In his objections, Williams objects to the magistrate judge’s: (1) recommendation to dismiss his case without prejudice where she offers no “viable alternative” to have his “cognizable and meritorious legal issues addressed” (ECF No. 7-1 at 5); (2) recommendation because she should have recommended the petition be transferred to the Middle District of Florida, Ocala Division; (3) “misconstruction of applicable law” when she concluded that his absence from the
Northern District of Texas deprived the Court of jurisdiction over the case; (4) findings that indicate that the Warden is the proper respondent and custodian in this case; and (5) redesignation of the respondent and construing of the case as a “civil” case and not a “criminal case” (Id. at 7). These arguments are not supported by the law, and they are wholly frivolous. Even if the Court set aside the August 30, 2021 judgment and allowed Williams to file his objections, it would be without
any legal consequence, ultimately, because his objections are meritless. As discussed in the magistrate judge’s findings, conclusions, and recommendation, a § 2241 “must be filed in the same district where the prisoner is incarcerated.” FCR 2 (ECF No. 4) (quoting Pack v. Yusuff, 218 F.3d 448, 451 (5th Cir. 2000), and
citing Blau v. United States, 566 F.2d 526, 527 (5th Cir. 1978) (per curiam)). And “[w]ithout such jurisdiction, the court has no authority to direct the actions of the restraining authority.” Id. (quoting Lee v. Wetzel, 244 F.3d 370, 374 (5th Cir. 2001)). At the time Williams’s § 2241 petition was filed on July 1, 2021, he was incarcerated at USP Coleman I, located in the Ocala Division of the Middle District of Florida. Therefore, the Northern District of Texas, Dallas Division, where he
filed his petition, lacked jurisdiction over the petition, and dismissal without prejudice was appropriate. Id. (citing Lee, 244 F.3d at 375) (noting that when a district court does not have jurisdiction over a § 2241 petition, the petition should be dismissed without prejudice to permit it to be filed in the proper court)). Williams argues that the magistrate judge erred by not recommending his petition be transferred. He further argues that if this Court chooses not to exercise
jurisdiction over his petition, the petition should be transferred to the Ocala Division of the Middle District of Florida. Mot. 1-4 (ECF No. 7-1). However, Williams’s petition was properly dismissed without prejudice, Lee, 244 F.3d at 375, and to the extent he wishes to pursue the petition in the Middle District of Florida, he needs to re-file it there. For these reasons, Williams has failed to present any argument demonstrating that he is entitled to relief from this Court’s judgment dismissing his § 2241 petition. Therefore, the Court should deny his Rule 59(e) motion. Conclusion The District Court should DENY Williams’s Rule 59(e) motion to set aside judgment (ECF No. 7). Signed September 24, 2021.

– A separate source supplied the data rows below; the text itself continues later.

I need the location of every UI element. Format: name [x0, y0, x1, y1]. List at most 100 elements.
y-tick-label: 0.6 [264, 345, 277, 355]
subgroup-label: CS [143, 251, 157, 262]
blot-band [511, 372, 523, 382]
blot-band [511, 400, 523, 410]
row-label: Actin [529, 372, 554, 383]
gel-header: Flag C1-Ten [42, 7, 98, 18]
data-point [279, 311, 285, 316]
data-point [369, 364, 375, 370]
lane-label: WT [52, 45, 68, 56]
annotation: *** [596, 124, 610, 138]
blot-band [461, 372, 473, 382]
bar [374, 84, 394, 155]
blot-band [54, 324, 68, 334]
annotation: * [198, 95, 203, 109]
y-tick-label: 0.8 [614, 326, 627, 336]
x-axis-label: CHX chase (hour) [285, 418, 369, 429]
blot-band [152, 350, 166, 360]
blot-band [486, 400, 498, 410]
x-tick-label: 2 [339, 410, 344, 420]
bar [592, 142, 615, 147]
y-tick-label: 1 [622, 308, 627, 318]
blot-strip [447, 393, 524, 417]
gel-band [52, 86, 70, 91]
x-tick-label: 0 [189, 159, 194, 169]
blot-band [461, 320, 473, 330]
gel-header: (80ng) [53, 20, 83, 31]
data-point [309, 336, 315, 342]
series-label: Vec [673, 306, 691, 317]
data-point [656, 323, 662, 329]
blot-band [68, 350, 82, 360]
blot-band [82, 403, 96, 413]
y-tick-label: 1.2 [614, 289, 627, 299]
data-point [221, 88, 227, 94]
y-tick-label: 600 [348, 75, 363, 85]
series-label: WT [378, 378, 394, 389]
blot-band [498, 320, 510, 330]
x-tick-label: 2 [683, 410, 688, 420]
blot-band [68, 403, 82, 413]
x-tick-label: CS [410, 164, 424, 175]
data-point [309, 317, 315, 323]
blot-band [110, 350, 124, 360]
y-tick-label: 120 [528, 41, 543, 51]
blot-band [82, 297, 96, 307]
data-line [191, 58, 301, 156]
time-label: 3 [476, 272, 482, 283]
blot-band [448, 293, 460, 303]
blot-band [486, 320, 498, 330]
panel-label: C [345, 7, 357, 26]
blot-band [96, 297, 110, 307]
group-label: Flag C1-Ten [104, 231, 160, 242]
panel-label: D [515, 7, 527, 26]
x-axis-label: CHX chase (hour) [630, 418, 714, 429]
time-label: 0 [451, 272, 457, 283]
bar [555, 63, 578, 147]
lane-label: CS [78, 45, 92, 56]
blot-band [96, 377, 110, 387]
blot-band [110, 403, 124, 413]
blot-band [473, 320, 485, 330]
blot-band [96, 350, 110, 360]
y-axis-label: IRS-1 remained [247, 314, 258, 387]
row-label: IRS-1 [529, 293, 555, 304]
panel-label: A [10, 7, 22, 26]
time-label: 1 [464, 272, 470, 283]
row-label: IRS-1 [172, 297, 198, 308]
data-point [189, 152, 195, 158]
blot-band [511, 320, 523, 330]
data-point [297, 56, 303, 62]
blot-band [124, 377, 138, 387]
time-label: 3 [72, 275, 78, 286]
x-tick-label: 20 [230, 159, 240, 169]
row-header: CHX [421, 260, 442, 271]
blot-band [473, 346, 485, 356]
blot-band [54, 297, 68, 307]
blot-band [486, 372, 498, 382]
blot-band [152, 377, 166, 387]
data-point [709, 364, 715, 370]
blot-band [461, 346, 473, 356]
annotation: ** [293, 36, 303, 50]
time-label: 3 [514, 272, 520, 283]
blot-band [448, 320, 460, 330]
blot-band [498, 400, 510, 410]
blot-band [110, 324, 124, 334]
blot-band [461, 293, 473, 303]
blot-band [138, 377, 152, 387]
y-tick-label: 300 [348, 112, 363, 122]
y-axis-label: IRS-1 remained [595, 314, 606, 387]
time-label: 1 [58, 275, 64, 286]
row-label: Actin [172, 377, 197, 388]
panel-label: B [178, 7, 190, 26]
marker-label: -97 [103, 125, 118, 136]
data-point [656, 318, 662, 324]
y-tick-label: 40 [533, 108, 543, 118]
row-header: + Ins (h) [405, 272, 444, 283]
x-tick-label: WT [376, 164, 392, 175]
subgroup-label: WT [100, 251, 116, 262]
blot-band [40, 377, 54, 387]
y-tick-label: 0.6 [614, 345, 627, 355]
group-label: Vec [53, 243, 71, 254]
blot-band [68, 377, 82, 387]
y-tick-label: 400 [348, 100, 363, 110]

REBECCA 5 HERFORD UNITED STATES MAGISTRATE JUDGE
INSTRUCTIONS FOR SERVICE AND NOTICE OF RIGHT TO APPEAL/OBJECT The United States District Clerk is directed to serve a true copy of these findings, conclusions, and recommendation on the parties. Pursuant to Title 28, United States Code, Section 636(b)(1), any party who desires to object to these findings, conclusions, and recommendation must serve and file written objections within 14 days after being served with a copy. A party filing objections must specifically identify those findings, conclusions, or recommendation to which objections are being made. The District Court need not consider frivolous, conclusory, or general objections. A party’s failure to file such written objections to these proposed findings, conclusions, and recommendation will bar that party from a de novo determination by the District Court. See Thomas v. Arn, 474 U.S. 140, 150 (1985). Additionally, any failure to file written objections to the findings, conclusions, and recommendation within 14 days after being served with a copy will bar the aggrieved party from appealing the factual findings and legal conclusions of the Magistrate Judge that are accepted by the District Court, except upon grounds of plain error. See Douglass v. United Services Auto. Assn, 79 F.3d 1415, 1417 (5th Cir. 1996) (en banc).